The province was divided into two administrative districts: the Río Arriba and the Río Abajo, which referred to the upper and lower portions of the Río Grande Valley and the adjacent districts. From Santa Fe, located in central New Mexico and at the center of the Pueblos, Spanish governors managed the affairs of the province until 1821, when Mexico gained its independence from Spain. Earlier, near the end of the seventeenth century, the Pueblos revolted and routed the Spaniards for approximately a decade. The Reconquest of 1692, by Governor Vargas, restored the regime of the Spaniards.

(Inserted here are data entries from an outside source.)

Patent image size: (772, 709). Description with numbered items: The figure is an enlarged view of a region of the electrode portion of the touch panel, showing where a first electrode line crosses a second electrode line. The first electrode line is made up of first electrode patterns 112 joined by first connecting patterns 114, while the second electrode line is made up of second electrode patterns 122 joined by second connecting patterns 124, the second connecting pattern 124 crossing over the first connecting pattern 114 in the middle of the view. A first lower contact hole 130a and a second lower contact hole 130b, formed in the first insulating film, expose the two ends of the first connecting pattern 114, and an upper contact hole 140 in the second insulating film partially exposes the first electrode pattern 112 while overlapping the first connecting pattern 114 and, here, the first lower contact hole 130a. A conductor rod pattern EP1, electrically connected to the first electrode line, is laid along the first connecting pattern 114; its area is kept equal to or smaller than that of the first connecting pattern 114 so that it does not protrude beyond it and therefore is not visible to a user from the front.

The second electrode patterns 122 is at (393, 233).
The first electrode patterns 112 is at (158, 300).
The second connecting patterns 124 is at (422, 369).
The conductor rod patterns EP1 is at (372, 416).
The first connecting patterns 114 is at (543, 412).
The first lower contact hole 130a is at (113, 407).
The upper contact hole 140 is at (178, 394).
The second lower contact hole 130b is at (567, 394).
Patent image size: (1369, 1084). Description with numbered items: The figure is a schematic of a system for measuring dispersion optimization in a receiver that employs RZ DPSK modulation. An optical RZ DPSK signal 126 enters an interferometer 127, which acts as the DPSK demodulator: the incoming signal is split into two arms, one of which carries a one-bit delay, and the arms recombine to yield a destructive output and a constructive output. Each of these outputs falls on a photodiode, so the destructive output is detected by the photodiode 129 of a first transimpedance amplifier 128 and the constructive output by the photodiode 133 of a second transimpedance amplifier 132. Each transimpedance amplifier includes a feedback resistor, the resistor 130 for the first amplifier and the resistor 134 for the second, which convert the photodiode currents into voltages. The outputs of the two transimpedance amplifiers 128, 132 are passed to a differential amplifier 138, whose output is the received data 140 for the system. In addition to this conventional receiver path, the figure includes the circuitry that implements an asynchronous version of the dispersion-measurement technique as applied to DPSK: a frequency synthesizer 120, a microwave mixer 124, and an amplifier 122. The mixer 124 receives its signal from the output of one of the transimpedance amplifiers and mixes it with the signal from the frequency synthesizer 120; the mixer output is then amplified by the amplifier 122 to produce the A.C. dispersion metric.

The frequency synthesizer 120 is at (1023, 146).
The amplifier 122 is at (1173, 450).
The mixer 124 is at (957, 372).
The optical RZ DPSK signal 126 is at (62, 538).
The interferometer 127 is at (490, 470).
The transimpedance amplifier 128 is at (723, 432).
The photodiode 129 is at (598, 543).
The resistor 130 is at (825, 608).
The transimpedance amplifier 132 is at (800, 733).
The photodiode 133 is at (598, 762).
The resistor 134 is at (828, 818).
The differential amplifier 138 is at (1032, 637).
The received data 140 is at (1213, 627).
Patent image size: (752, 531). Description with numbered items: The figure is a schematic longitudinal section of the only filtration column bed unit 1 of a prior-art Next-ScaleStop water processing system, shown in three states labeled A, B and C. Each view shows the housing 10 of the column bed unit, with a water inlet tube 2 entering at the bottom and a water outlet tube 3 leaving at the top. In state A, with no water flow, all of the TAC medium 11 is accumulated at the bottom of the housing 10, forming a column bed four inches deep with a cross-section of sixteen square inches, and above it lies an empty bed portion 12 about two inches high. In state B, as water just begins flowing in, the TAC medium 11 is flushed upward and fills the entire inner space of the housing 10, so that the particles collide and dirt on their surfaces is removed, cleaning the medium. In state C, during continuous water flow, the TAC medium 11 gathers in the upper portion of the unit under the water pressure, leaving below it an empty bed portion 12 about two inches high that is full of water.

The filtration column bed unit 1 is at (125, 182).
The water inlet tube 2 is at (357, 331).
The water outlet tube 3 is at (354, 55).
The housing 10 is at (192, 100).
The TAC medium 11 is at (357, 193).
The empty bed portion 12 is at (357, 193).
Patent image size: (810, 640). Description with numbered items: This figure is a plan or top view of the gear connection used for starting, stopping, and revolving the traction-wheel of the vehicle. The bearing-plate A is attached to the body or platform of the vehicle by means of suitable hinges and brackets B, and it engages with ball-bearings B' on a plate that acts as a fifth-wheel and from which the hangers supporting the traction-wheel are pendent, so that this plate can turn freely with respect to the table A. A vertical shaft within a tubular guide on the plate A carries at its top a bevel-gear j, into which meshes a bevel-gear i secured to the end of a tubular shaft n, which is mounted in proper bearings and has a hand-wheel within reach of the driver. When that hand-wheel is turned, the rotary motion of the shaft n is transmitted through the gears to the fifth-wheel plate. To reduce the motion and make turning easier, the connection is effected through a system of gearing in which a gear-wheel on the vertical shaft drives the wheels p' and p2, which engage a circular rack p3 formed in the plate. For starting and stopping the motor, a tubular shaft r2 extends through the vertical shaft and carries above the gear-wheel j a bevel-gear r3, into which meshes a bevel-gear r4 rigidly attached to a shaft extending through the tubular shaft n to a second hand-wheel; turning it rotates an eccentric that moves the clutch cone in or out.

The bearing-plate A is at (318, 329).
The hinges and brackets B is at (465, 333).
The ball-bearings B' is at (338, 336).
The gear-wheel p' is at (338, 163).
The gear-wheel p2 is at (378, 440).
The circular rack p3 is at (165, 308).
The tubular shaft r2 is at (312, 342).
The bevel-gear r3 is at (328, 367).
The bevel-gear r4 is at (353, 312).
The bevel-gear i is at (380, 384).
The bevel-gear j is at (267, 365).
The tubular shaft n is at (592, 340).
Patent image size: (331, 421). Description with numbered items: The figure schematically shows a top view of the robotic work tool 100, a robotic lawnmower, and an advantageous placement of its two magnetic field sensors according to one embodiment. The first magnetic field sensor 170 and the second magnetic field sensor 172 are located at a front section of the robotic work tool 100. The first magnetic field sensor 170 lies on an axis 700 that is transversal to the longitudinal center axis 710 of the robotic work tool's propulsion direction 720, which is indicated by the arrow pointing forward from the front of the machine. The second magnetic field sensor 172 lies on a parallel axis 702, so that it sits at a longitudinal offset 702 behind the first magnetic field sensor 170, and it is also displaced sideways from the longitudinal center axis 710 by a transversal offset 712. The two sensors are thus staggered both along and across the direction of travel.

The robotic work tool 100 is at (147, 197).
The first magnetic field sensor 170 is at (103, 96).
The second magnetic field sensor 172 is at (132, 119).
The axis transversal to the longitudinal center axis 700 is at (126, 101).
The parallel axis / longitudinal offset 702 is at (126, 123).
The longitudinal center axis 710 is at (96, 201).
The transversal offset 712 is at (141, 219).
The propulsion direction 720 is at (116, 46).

In August 1846, during the Mexican-American War, U.S. Colonel Stephen Watts Kearney took formal possession of New Mexico and granted citizenship and amnesty to anyone swearing allegiance to the United States. Over the next several decades, both Mexicans and Indians struggled to survive within the bowels of the new nation that conquered them.
Development of the region in the second half of the nineteenth century proceeded quickly under the influence of the Santa Fe Ring, a group of American bankers, lawyers, merchants, and politicians who promoted their interests in the region. Landgrabbing became one of the most lucrative activities among the members. In 1880, the railroad reached Albuquerque, and the following year, the Atlantic & Pacific Railroad and the Southern Pacific met at Deming, New Mexico. The region's population tripled over the next two decades as Americans migrated into the area in search of lands to mine, graze, and farm. Cattle barons on the eastern New Mexico plains provided beef on the hoof to Indians on reservations and soldiers at American military outposts.